Regülatör çok güçlü ve başarılı
bankacılığınız daha çok büyüyecek
Türk işadamlarının dış dünyaya daha çok açılması gerektiğini savunan
Bideshi, Türkiye'nin markalar yetiştirmesi gerektiğini ısrarla vurgularken
Türk bankacılık sektörünün gücünü güç katmaya devam edeceği öngörüsünde de
bulundu. Türkiye'de regülatörün (BDDK) neyi ne zaman yapması gerektiğini çok
iyi bildiğinin ve sistemin karşılaşacağı riskleri görüp önceden önlem
aldığının altını çizen Bideshi, "Türkiye'de kanun ve kurallar çok net. Hem
müşterilerin hem bankaların etkili şekilde işlerini sürdürebilmesi için
gerekli ortamı da sağlıyor. Mesela borçların yeniden yapılandırılması gibi.
Eğer bu konuda böyle proaktif davranmasaydı bu dönemden çok daha zor
geçilirdi halbuki yumuşak bir şekilde geçtik. Buradaki üst düzey yöneticiler
hem tecrübeli hem de bilgileri yüksek. Büyümeyi ve genişlemeyi düşünüyorlar
ama gereksiz risk almayacak kadar da akıllılar. Sonuçta dünya ekonomisi
bugün olmazsa yarın düzelecek. Ben Türkiye'de banka hissesi sahibi olsam bu
sektörden çıkmam. Fiyatlar yeniden eski zirvelerine gelecek" dedi.
Türkler her gün
Harrods'da yiyor
Cumartesi günleri Ortaköy'de balıkçısından balık alan, Beşiktaş pazarından
alışveriş yapan Steve Bideshi, domatesin kokusunu, balığın bu kadar çeşidini
ülkesinde bile görmediğini söylediğinde ilk tepkimiz 'ama orası ada' oluyor.

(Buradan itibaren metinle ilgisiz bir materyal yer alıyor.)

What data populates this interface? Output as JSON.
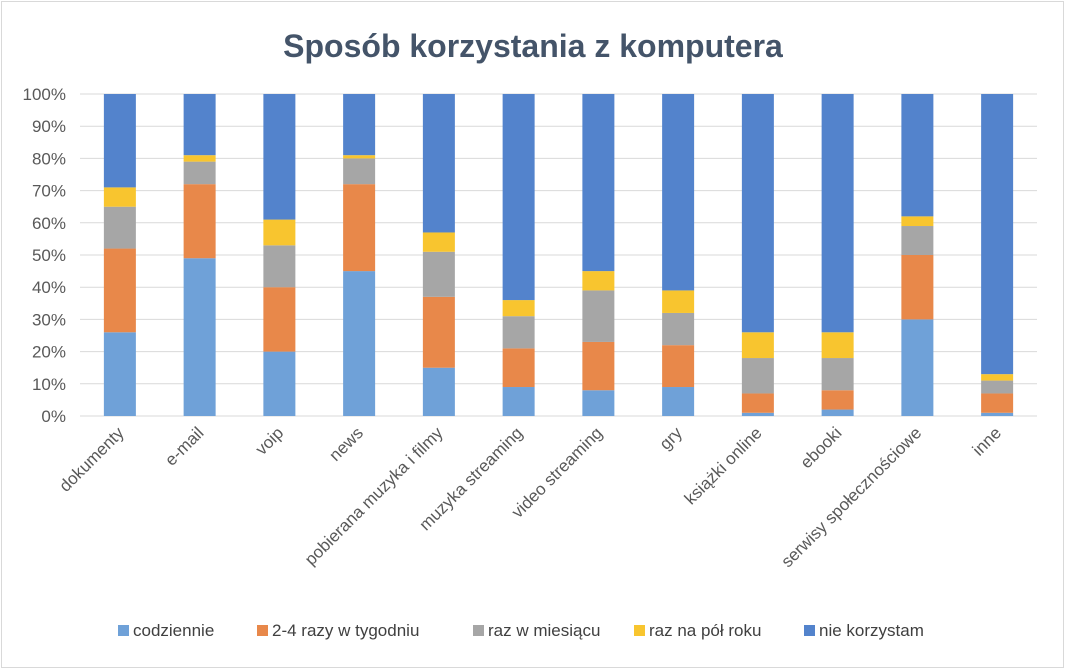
{
  "chart_data": {
    "type": "bar",
    "stacked": true,
    "percent": true,
    "title": "Sposób korzystania z komputera",
    "xlabel": "",
    "ylabel": "",
    "ylim": [
      0,
      100
    ],
    "yticks": [
      "0%",
      "10%",
      "20%",
      "30%",
      "40%",
      "50%",
      "60%",
      "70%",
      "80%",
      "90%",
      "100%"
    ],
    "grid": true,
    "legend_position": "bottom",
    "categories": [
      "dokumenty",
      "e-mail",
      "voip",
      "news",
      "pobierana muzyka i filmy",
      "muzyka streaming",
      "video streaming",
      "gry",
      "książki online",
      "ebooki",
      "serwisy społecznościowe",
      "inne"
    ],
    "series": [
      {
        "name": "codziennie",
        "color": "#6fa1d8",
        "values": [
          26,
          49,
          20,
          45,
          15,
          9,
          8,
          9,
          1,
          2,
          30,
          1
        ]
      },
      {
        "name": "2-4 razy w tygodniu",
        "color": "#e8884a",
        "values": [
          26,
          23,
          20,
          27,
          22,
          12,
          15,
          13,
          6,
          6,
          20,
          6
        ]
      },
      {
        "name": "raz w miesiącu",
        "color": "#a6a6a6",
        "values": [
          13,
          7,
          13,
          8,
          14,
          10,
          16,
          10,
          11,
          10,
          9,
          4
        ]
      },
      {
        "name": "raz na pół roku",
        "color": "#f8c52f",
        "values": [
          6,
          2,
          8,
          1,
          6,
          5,
          6,
          7,
          8,
          8,
          3,
          2
        ]
      },
      {
        "name": "nie korzystam",
        "color": "#5383cc",
        "values": [
          29,
          19,
          39,
          19,
          43,
          64,
          55,
          61,
          74,
          74,
          38,
          87
        ]
      }
    ]
  }
}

Bunun üzerine su sıcaklığından ötürü kıyılarda yaşayan balık cinsinin çok
sınırlı olduğunu anlatan Bideshi, "Trinidad & Tobago'da ya da New York'ta
herkese en güzel kuzu eti Türkiye'de diyorum. Buradaki balık çeşitliliğini
ancak Londra Harrods'da bulabilirsiniz" dedi.
Küçük oğluna
El Turco diyor
Tatillerde ama asıl önemlisi emekliliğinde Türkiye'ye geri gelmek istediğini
söyleyen Steve Bideshi'nin 2'si kız 4 çocuğu var. Bideshi'ler Türkiye'ye ilk
geldiklerinde en büyük çocukları 7 yaşındaymış. Aileye Türkiye'de katılan en
küçük Bideshi'nin lakabı ise El Turco. Bideshi, El Turco için Türkiye'ye
yatırım yapmak istediklerini ve onun bildiği tek evin burası olduğunu
belirterek bu bağın hiç kopmamasını istediklerini söyledi.